Video Games and Violence: Are we asking the right questions?
The second amendment to the US Constitution is in the limelight again. Some strongly embrace the rights it grants, while others deeply scrutinize them. A report compiled by Mother Jones, indexing mass shootings in the United States, includes the following sobering statistics:
- Since 1982, there have been at least 62 mass shootings across the country (in 30 states from MA to HI)
- 25 mass shootings have occurred since 2006
- Seven of the mass shootings took place in 2012
The atrocities that befell Sandy Hook elementary school in Newtown, Connecticut, are still fresh in the minds of Americans. Sadly, there have been three more shootings on school campuses since the events of December 14, 2012, and understandably, American citizens and government officials are seeking solutions to this problem. Whenever tragedies like this occur, the video game industry is also called into question. In a recent article for Psychology Today, Dr. Romeo Vitelli, suggests that the lack of sufficient evidence to make a correlation between video games and violence may be the result of not asking the right questions to begin with.
Blame the Game (?)
This month will mark the 15-year anniversary of the Columbine High School Massacre. The shooters, Eric Harris and Dylan Klebold, murdered 13 people and injured 21 others. The game blamed for this tragedy was Doom. During the planning phase of the assault, Harris is quoted as saying, “It’ll be like the LA riots, the Oklahoma bombing, WWII, Vietnam, Duke Nukem, and Doom all mixed together.” Family members of the victims sued 25 video game companies that they believed were responsible for the deaths.

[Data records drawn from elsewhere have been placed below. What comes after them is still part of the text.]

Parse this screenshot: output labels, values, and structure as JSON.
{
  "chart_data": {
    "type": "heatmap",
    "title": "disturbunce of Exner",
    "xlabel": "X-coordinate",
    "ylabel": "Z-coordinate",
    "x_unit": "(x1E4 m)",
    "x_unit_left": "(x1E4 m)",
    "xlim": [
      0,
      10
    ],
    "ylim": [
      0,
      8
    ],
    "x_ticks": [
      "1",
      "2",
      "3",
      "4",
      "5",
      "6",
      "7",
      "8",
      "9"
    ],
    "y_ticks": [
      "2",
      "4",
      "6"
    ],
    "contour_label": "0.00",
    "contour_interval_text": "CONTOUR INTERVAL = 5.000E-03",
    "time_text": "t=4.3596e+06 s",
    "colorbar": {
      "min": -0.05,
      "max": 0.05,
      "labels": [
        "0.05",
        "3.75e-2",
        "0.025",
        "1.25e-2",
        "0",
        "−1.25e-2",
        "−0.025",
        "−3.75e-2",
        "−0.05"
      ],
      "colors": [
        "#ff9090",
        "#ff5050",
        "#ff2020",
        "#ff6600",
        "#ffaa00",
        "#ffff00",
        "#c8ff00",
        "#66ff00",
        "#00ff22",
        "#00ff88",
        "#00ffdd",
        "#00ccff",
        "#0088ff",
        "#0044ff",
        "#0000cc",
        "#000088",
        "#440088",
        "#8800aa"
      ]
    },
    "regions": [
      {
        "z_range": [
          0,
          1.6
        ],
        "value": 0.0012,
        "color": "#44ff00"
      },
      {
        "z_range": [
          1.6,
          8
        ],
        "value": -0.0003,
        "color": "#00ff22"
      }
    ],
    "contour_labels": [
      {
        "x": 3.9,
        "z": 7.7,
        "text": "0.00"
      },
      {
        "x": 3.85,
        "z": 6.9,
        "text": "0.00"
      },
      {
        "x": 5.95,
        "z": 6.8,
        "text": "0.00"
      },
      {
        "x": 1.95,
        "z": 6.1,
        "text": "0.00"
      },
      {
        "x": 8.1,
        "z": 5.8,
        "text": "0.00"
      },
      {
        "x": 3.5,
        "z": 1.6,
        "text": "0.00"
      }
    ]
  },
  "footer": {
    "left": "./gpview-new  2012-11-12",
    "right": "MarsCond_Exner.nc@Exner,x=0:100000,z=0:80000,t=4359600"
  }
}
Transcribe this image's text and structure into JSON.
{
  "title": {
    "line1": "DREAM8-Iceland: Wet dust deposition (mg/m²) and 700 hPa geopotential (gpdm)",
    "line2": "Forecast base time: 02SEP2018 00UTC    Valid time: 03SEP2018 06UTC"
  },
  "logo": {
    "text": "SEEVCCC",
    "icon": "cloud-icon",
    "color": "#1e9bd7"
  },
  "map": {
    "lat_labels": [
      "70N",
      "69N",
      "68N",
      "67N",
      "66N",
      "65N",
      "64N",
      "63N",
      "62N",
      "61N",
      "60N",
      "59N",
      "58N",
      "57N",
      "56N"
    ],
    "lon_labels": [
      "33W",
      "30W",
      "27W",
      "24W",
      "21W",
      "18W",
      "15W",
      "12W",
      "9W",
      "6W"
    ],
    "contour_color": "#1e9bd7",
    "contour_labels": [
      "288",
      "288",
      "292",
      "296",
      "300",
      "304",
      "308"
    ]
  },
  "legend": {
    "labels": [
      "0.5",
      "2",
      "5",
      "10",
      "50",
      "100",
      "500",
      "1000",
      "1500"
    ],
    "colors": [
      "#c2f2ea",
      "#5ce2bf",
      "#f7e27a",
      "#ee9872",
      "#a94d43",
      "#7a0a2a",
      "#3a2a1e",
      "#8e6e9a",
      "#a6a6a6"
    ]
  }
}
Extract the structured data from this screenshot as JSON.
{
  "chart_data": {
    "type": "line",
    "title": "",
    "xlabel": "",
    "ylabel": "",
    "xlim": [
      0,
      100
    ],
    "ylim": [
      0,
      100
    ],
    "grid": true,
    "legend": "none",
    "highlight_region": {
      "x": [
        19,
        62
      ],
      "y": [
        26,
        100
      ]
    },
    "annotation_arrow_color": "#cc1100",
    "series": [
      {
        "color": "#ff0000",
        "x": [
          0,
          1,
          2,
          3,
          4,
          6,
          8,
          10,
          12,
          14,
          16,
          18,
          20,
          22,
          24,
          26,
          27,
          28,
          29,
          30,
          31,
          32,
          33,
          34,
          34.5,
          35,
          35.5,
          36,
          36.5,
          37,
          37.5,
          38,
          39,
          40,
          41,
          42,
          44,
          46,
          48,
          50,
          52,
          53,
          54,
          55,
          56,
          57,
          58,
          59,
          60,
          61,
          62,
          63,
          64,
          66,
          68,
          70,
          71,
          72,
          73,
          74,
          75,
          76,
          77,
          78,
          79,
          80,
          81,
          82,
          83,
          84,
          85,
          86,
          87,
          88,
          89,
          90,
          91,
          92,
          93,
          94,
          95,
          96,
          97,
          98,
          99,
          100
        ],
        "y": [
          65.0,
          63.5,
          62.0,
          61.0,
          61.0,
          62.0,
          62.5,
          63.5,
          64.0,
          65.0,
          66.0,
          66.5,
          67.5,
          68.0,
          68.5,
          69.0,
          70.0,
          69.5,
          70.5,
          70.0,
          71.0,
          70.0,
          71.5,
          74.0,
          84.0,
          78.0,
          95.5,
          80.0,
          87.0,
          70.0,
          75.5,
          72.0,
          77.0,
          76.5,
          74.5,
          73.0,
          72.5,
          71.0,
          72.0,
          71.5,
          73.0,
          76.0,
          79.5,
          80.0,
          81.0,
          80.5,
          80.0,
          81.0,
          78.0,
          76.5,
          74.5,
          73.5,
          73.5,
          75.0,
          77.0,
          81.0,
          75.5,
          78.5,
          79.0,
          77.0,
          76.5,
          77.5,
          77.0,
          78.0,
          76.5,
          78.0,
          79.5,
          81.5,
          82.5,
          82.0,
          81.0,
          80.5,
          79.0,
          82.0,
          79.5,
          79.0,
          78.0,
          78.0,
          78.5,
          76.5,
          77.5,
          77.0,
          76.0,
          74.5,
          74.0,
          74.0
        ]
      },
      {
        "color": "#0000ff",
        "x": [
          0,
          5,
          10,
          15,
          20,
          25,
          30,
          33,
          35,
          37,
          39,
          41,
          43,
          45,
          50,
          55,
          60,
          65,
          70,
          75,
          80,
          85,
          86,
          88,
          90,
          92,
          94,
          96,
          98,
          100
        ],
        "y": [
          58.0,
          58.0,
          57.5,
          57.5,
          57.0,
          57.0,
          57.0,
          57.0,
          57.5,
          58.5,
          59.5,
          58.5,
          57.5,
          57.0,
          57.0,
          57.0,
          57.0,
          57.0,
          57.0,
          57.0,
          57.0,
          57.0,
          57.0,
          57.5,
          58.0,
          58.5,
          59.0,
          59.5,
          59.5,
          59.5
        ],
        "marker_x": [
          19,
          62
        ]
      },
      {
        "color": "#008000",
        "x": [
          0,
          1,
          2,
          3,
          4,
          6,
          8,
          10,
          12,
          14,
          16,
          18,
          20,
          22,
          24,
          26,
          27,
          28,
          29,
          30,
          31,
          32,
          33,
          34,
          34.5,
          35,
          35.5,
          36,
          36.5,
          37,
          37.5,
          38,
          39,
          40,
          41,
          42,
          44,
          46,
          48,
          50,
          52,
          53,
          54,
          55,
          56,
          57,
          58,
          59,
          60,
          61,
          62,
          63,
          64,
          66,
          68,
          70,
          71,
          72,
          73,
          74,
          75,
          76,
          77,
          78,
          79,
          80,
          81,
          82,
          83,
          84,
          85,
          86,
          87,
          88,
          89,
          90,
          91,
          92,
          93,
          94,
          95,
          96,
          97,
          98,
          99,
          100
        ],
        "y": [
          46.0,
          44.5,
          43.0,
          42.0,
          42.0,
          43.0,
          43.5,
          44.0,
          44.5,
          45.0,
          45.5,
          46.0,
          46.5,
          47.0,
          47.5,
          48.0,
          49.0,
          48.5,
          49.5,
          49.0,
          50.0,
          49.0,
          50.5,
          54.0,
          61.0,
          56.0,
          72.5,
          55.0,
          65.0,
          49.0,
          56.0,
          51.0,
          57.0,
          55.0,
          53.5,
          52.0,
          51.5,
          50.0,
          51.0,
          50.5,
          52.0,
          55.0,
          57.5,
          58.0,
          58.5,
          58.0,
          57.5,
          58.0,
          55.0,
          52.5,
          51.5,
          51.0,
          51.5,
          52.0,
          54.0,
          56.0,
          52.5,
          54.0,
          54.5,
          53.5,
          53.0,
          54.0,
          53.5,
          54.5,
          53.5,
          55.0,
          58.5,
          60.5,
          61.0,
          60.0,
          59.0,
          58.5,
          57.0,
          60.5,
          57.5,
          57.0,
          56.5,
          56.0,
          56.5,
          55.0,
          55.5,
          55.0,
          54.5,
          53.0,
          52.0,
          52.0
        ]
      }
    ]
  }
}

Before that, games like Mortal Kombat were blamed for schoolyard fights, because of the realism granted by the game’s 16-bit graphics and gratuitous gore (i.e., splats of red if you played the Sega Genesis version or knew the blood code for the SNES version). This frenzied the student body of my Alma Mater, Northside Elementary, as uppercuts and bicycle kicks became the new high-five.
As far as I’m aware, most of my former classmates have not engaged in any school shooting rampages unless it involved a Nerf gun. Sadly, one friend from elementary school did commit a heinous murder. He was obsessed with gore and enjoyed reminiscing scenes from the Nightmare on Elm Street and Friday the 13th series. Like many of us, he enjoyed video games, ranging from 16-bit fighters to masterpieces launched during the 64-bit era, namely The Legend of Zelda: Ocarina of Time. In retrospect, perhaps he should never have been permitted to play such games.
In 1994, four years prior to the release of Zelda OoC and two years after the launch of the first Mortal Kombat, consumers were provided with the ESRB (Educational Software Rating Board) rating system for gauging the content in a game just like the MPAA rating for films. The ESRB system prevents underage children from purchasing games deemed inappropriate based on the child’s age. Some parents adamantly abide by the system when purchasing games for a child, while some do not. The reality is, not every child who plays Grand Theft Auto will commit the felony.